Can a 529 be transferred between states? For example, transfer a Louisiana 529 plan to Ohio. Are there any tax issues or other gotchas when you move a 529 plan to another state?
Yes, a 529 plan can be transferred between states. A rollover is tax-free at the federal level since the gift tax does not apply in this situation. However, transfers may be taxable at the state level.
Some states treat an outbound rollover as a non-qualified distribution. This can lead to taxes on the earnings portion of the 529 plan rollover. It can also involve recapture of the state income tax breaks attributable to the rollover in about half of the states with state income tax deductions and tax credits.

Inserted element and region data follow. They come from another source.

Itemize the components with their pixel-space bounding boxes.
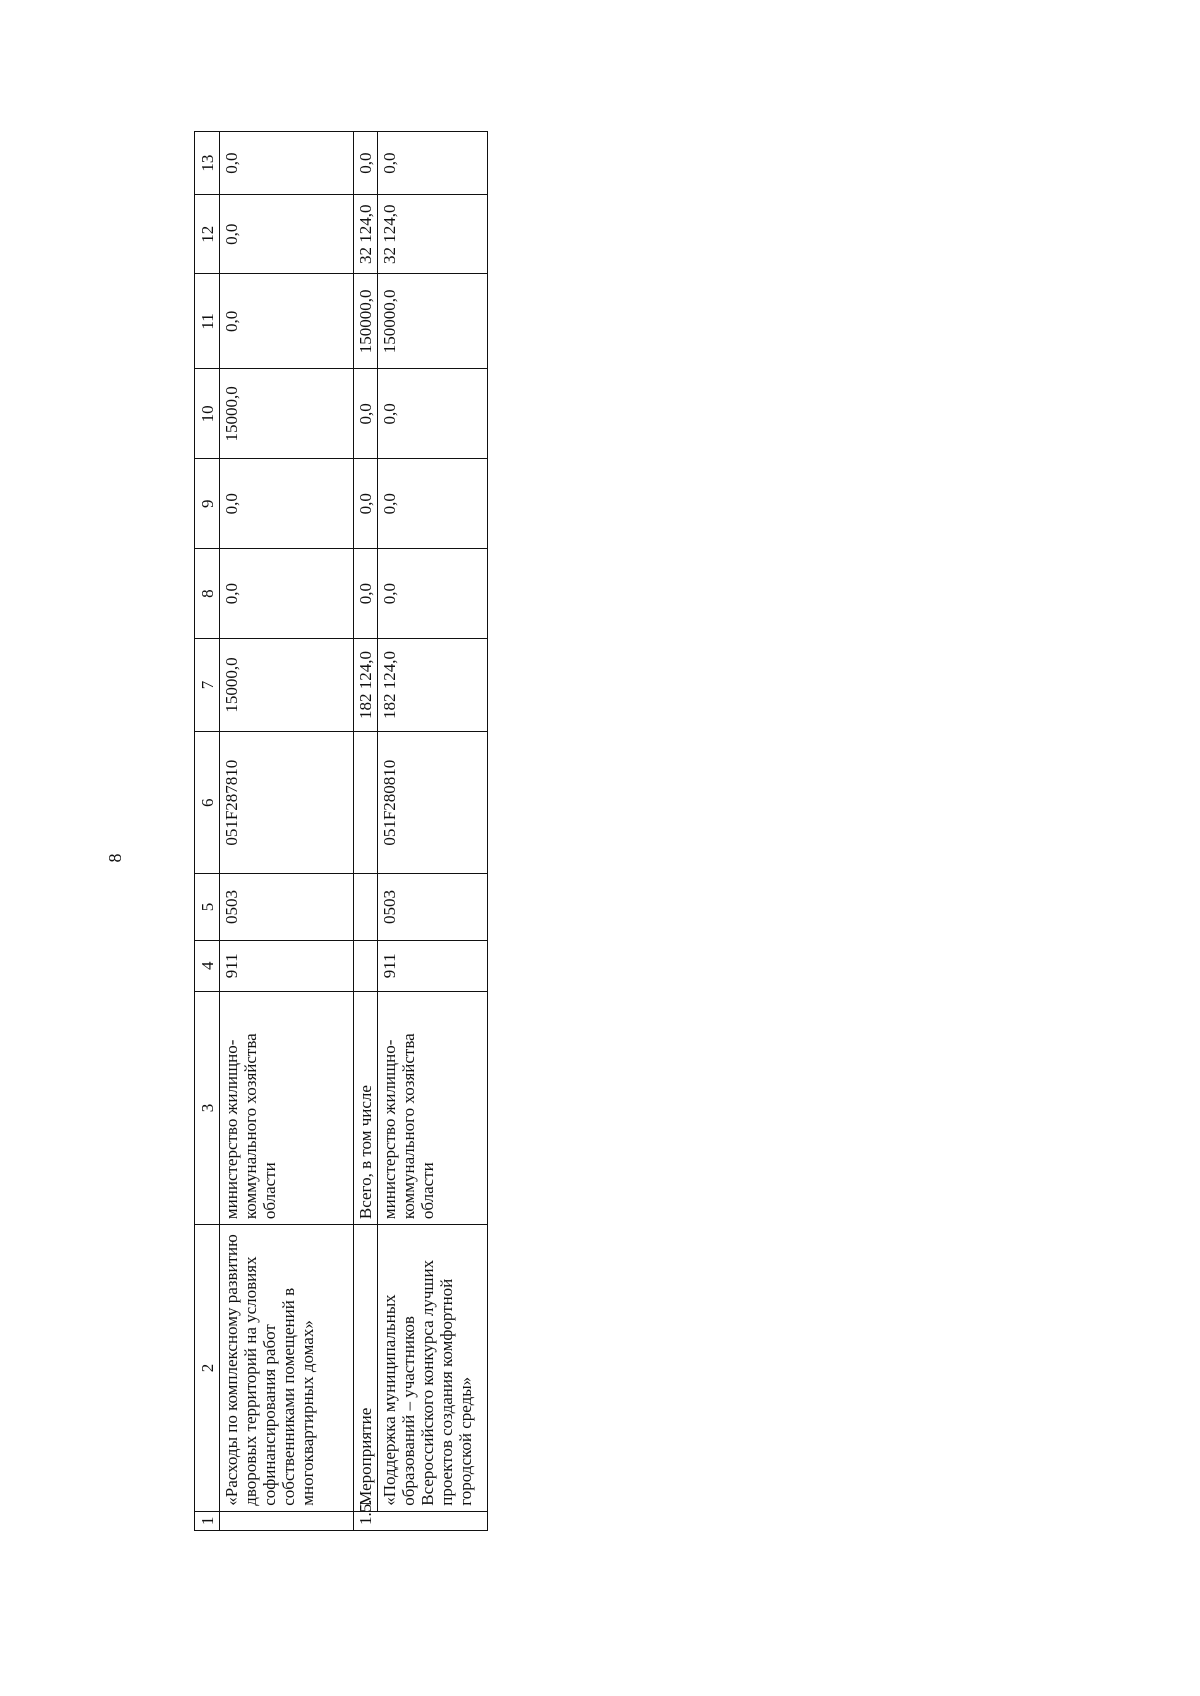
row1-code-4: 911 <box>220 940 354 991</box>
row1-value-13: 0,0 <box>220 132 354 195</box>
header-cell-7: 7 <box>195 639 220 732</box>
row2-total-value-8: 0,0 <box>354 549 378 639</box>
header-cell-1: 1 <box>195 1511 220 1530</box>
row1-value-8: 0,0 <box>220 549 354 639</box>
header-row <box>195 132 220 1531</box>
table-row <box>220 132 354 1531</box>
row2-value-13: 0,0 <box>378 132 488 195</box>
row2-total-code-6 <box>354 732 378 874</box>
header-cell-4: 4 <box>195 940 220 991</box>
row1-ministry: министерство жилищно-коммунального хозяйства области <box>220 991 354 1224</box>
row2-measure-name: «Поддержка муниципальных образований – участников Всероссийского конкурса лучших проектов создания комфортной городской среды» <box>378 1225 488 1512</box>
row1-number <box>220 1511 354 1530</box>
row2-value-7: 182 124,0 <box>378 639 488 732</box>
page-number: 8 <box>105 853 125 863</box>
header-cell-11: 11 <box>195 274 220 369</box>
row2-total-value-13: 0,0 <box>354 132 378 195</box>
budget-table <box>194 131 488 1531</box>
row1-value-7: 15000,0 <box>220 639 354 732</box>
row2-total-label: Всего, в том числе <box>354 991 378 1224</box>
row2-total-value-12: 32 124,0 <box>354 195 378 274</box>
row2-value-12: 32 124,0 <box>378 195 488 274</box>
row2-ministry: министерство жилищно-коммунального хозяйства области <box>378 991 488 1224</box>
row2-value-11: 150000,0 <box>378 274 488 369</box>
budget-table-wrapper <box>194 131 488 1531</box>
row1-value-11: 0,0 <box>220 274 354 369</box>
row1-code-6: 051F287810 <box>220 732 354 874</box>
row2-value-10: 0,0 <box>378 369 488 459</box>
row2-total-value-7: 182 124,0 <box>354 639 378 732</box>
header-cell-3: 3 <box>195 991 220 1224</box>
header-cell-13: 13 <box>195 132 220 195</box>
header-cell-9: 9 <box>195 459 220 549</box>
row1-expense-name: «Расходы по комплексному развитию дворовых территорий на условиях софинансирования работ собственниками помещений в многоквартирных домах» <box>220 1225 354 1512</box>
row2-total-code-4 <box>354 940 378 991</box>
row2-value-9: 0,0 <box>378 459 488 549</box>
row2-code-4: 911 <box>378 940 488 991</box>
header-cell-2: 2 <box>195 1225 220 1512</box>
header-cell-8: 8 <box>195 549 220 639</box>
row1-code-5: 0503 <box>220 874 354 940</box>
header-cell-6: 6 <box>195 732 220 874</box>
row2-code-5: 0503 <box>378 874 488 940</box>
row2-total-value-9: 0,0 <box>354 459 378 549</box>
row2-total-code-5 <box>354 874 378 940</box>
row2-value-8: 0,0 <box>378 549 488 639</box>
row1-value-10: 15000,0 <box>220 369 354 459</box>
header-cell-10: 10 <box>195 369 220 459</box>
row2-total-value-11: 150000,0 <box>354 274 378 369</box>
header-cell-5: 5 <box>195 874 220 940</box>
row2-code-6: 051F280810 <box>378 732 488 874</box>
header-cell-12: 12 <box>195 195 220 274</box>
row2-total-value-10: 0,0 <box>354 369 378 459</box>
table-row <box>354 132 378 1531</box>
row2-number: 1.5. <box>354 1511 488 1530</box>
table-row <box>378 132 488 1531</box>
row1-value-12: 0,0 <box>220 195 354 274</box>
row2-type: Мероприятие <box>354 1225 378 1512</box>
row1-value-9: 0,0 <box>220 459 354 549</box>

On the other hand, about half of the states allow a state income tax deduction or tax credit on inbound rollovers from an out-of-state 529 plan. In four states, the state income tax break is limited to the principal portion of the rollover only.
If my child doesn’t go to a college where I opened the 529 account, can I transfer the account to the state where the college is?
Using a rollover, you can transfer a 529 college savings plan to another state.
It is unnecessary to roll over a 529 plan to the state where your child’s college is located since 529 plans can be used to pay for college in any state.
Whether your child chooses to pursue higher education in Texas, Maryland, Alaska, California, North Carolina, Washington, or any other state, your 529 plan can cover tuition costs, irrespective of the state of its origin.
What are the Tax Consequences of Transferring a 529 Plan to Another State?
There are potential problems with transferring a 529 plan to another state’s 529 plan. Some states consider an outbound rollover to a different state’s 529 plan to be a non-qualified distribution. The earnings portion of the outbound rollover will be subject to income tax on state income tax returns but not federal income tax returns. There may also be recapture of state income tax benefits attributable to the distribution.
Generally, state prepaid tuition programs are designed for use within the same state. However, there’s an option to roll over the prepaid tuition plan into a 529 college savings plan, which can then be utilized to pay for out-of-state qualified education expenses.